This WRAL article discusses how people newly acquiring health insurance are having trouble finding a doctor. The reason is that there is already a shortage of primary care physicians, and these newly-insured people are finding it difficult to find doctors accepting new patients. According to the article:
A survey this year by The Physicians Foundation found that 81 percent of doctors describe themselves as either over-extended or at full capacity, and 44 percent said they planned to cut back on the number of patients they see, retire, work part-time or close their practice to new patients.…..
“Coverage does not equal access,” said (insurance agent Anthony) Halby, who instead recommends his clients choose a plan outside the exchange that has a much broader provider network but also will not come with the government premium subsidies given to most of those who buy insurance through the exchange.
The article focuses on people signing up for insurance on Obamacare exchanges, but the sentiment can be expressed even more aptly when it comes to Medicaid expansion.
One question advocates of Medicaid expansion never want to confront is: will the new Medicaid enrollees even have access to a doctor?
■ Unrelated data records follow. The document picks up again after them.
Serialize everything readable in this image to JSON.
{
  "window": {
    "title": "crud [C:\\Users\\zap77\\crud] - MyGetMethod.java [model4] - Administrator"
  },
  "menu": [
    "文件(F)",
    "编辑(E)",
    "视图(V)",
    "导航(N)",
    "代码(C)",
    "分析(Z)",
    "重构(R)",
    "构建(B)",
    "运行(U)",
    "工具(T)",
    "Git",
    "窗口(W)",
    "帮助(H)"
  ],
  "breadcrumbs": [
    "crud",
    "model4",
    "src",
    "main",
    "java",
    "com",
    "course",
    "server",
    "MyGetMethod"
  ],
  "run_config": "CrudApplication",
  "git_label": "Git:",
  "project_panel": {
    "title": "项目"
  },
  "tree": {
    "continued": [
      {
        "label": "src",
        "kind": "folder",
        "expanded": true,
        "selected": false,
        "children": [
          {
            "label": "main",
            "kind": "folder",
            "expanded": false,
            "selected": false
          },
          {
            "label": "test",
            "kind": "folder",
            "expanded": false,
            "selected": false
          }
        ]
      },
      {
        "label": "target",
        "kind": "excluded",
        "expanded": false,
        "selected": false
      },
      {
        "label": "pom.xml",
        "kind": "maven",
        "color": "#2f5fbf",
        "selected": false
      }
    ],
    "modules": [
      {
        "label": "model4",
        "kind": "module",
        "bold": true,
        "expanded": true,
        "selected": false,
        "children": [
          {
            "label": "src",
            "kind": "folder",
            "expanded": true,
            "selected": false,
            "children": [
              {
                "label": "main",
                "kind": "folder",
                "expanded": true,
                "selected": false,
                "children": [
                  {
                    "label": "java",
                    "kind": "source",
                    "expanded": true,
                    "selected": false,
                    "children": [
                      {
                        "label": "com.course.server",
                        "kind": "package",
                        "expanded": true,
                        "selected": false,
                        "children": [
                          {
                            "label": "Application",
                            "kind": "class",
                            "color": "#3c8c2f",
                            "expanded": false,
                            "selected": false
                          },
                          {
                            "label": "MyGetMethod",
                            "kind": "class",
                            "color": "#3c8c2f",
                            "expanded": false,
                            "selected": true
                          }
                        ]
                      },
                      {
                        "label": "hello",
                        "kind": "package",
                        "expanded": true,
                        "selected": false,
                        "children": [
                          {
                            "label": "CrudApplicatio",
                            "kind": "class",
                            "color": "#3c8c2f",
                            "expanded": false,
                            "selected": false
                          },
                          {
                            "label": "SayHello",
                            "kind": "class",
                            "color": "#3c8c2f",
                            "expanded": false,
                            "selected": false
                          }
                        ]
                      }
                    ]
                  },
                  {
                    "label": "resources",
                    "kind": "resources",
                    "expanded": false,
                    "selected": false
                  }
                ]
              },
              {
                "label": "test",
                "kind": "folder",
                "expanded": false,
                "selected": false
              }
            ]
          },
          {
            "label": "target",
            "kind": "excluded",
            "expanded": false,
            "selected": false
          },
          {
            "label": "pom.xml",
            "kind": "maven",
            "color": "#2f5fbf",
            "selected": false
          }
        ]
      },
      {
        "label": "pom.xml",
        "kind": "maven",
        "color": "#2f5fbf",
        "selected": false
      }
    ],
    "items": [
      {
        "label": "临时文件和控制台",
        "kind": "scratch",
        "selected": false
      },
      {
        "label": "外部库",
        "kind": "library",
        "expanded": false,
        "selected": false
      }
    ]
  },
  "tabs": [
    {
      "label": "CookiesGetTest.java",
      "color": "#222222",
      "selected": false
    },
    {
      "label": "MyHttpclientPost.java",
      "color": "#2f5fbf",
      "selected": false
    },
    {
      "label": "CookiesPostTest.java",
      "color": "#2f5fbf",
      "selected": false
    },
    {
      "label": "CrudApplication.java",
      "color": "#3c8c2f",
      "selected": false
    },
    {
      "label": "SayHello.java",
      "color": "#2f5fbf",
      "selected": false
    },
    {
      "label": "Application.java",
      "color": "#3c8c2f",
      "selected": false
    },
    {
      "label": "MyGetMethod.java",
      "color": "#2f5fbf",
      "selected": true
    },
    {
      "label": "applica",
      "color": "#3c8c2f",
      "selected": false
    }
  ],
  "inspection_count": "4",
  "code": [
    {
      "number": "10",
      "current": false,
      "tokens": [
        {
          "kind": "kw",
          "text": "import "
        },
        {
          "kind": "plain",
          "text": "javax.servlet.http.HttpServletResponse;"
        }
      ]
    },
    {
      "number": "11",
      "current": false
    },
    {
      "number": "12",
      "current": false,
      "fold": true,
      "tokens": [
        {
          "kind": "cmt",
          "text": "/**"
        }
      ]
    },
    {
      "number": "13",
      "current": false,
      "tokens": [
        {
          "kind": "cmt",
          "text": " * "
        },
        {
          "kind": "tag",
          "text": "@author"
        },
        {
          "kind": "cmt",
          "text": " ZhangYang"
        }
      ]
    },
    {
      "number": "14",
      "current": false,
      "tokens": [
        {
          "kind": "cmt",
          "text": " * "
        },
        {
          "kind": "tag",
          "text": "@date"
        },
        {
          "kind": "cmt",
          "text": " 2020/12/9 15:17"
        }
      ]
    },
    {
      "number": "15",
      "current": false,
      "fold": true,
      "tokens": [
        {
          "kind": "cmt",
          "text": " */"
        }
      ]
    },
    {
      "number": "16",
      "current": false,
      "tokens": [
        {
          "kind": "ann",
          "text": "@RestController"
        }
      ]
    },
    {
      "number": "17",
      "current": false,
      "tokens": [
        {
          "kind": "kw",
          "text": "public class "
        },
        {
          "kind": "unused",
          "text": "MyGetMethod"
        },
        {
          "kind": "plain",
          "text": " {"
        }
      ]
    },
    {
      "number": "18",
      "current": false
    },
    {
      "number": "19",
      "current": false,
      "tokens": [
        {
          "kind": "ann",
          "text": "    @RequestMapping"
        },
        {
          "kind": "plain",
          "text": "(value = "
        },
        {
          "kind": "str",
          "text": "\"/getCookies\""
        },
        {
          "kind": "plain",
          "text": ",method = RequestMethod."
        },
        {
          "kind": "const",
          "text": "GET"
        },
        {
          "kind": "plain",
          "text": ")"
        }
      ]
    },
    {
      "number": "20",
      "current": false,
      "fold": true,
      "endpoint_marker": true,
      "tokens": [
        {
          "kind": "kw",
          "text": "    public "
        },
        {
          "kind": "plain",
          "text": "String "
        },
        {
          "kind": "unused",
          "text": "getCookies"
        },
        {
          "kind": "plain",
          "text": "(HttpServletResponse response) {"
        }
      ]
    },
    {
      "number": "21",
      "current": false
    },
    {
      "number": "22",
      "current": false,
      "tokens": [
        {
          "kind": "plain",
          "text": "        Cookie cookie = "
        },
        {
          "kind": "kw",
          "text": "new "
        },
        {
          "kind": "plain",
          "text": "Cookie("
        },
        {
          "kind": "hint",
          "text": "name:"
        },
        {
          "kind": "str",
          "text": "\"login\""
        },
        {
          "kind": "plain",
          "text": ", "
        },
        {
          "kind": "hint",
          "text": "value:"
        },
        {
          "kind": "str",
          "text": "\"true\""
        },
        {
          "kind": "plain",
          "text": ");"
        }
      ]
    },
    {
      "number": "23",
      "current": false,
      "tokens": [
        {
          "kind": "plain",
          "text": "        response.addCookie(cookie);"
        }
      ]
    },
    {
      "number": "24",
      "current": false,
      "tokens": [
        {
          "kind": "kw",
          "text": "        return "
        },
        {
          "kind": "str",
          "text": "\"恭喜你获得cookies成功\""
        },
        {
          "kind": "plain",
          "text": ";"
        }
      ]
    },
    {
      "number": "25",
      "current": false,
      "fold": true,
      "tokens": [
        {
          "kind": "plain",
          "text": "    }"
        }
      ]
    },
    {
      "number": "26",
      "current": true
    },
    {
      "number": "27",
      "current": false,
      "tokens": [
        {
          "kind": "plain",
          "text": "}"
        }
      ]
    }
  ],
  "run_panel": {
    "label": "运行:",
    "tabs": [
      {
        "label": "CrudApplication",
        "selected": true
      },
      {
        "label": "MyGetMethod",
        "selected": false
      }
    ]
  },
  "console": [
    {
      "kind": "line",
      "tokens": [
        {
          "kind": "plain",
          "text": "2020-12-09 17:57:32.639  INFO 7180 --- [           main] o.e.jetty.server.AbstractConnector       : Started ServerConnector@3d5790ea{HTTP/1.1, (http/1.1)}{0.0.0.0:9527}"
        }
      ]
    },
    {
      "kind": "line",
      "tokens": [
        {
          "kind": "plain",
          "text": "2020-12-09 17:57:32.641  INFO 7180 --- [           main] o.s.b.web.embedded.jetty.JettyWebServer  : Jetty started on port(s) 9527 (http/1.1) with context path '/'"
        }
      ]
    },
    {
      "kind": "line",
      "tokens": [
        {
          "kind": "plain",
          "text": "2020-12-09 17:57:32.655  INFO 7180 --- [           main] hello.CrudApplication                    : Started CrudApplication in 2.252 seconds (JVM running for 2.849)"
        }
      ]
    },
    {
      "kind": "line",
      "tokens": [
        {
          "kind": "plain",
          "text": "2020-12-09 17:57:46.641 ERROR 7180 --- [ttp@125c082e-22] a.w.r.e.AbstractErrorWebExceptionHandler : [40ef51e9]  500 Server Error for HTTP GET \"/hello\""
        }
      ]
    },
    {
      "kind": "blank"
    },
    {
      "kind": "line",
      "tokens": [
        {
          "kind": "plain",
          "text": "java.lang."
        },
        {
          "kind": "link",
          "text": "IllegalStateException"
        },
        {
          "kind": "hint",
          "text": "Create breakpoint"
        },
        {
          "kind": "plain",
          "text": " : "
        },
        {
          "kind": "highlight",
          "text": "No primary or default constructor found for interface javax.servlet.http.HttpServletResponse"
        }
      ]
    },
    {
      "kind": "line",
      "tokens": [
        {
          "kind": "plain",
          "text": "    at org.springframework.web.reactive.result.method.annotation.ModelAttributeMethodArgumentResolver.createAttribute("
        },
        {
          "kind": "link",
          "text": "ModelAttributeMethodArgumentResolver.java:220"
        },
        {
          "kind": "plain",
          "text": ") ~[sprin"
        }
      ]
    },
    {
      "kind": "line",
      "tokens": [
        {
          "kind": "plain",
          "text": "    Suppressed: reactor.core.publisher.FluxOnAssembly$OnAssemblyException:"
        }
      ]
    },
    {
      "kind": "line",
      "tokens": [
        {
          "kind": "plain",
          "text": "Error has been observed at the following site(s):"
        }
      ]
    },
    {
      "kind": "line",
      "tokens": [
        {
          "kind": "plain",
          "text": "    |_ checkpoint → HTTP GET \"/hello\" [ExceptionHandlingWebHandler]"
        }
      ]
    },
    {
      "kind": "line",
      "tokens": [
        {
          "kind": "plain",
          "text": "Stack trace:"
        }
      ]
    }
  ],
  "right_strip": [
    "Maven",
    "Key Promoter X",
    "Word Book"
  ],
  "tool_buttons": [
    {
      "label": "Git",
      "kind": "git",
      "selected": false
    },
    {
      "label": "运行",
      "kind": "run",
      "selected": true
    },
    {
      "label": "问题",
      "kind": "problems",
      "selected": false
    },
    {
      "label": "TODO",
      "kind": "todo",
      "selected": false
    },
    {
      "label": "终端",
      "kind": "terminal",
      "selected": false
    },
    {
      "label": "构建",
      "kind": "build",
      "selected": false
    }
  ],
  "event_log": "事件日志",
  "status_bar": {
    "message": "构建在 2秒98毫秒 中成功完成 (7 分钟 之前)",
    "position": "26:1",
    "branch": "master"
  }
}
There is already a physician shortage nationally, and in NC. Some reports show that only 15 states have fewer physicians per capita than does NC. The problem is especially acute in rural areas, where the concentration of Medicaid enrollees is even heavier to match even lower doctor to population ratios.
North Carolina’s Medicaid program has added more than 600,000 people in the last dozen years. At the same time, the number of NC physicians treating Medicaid patients has fallen.
Expansion, by some estimates, would add another 400,000 to 500,000 to the Medicaid rolls. That would mean a million new Medicaid enrollees since 2001 – chasing fewer doctors. And of those who do accept Medicaid patients, one-fourth of them are not accepting new Medicaid patients.
This is not politics or ideology – this is simple math. Medicaid expansion in NC would not provide access to medical care to the new enrollees, it would simply give them a Medicaid card with little to no hope of actually seeing a doctor when they are sick.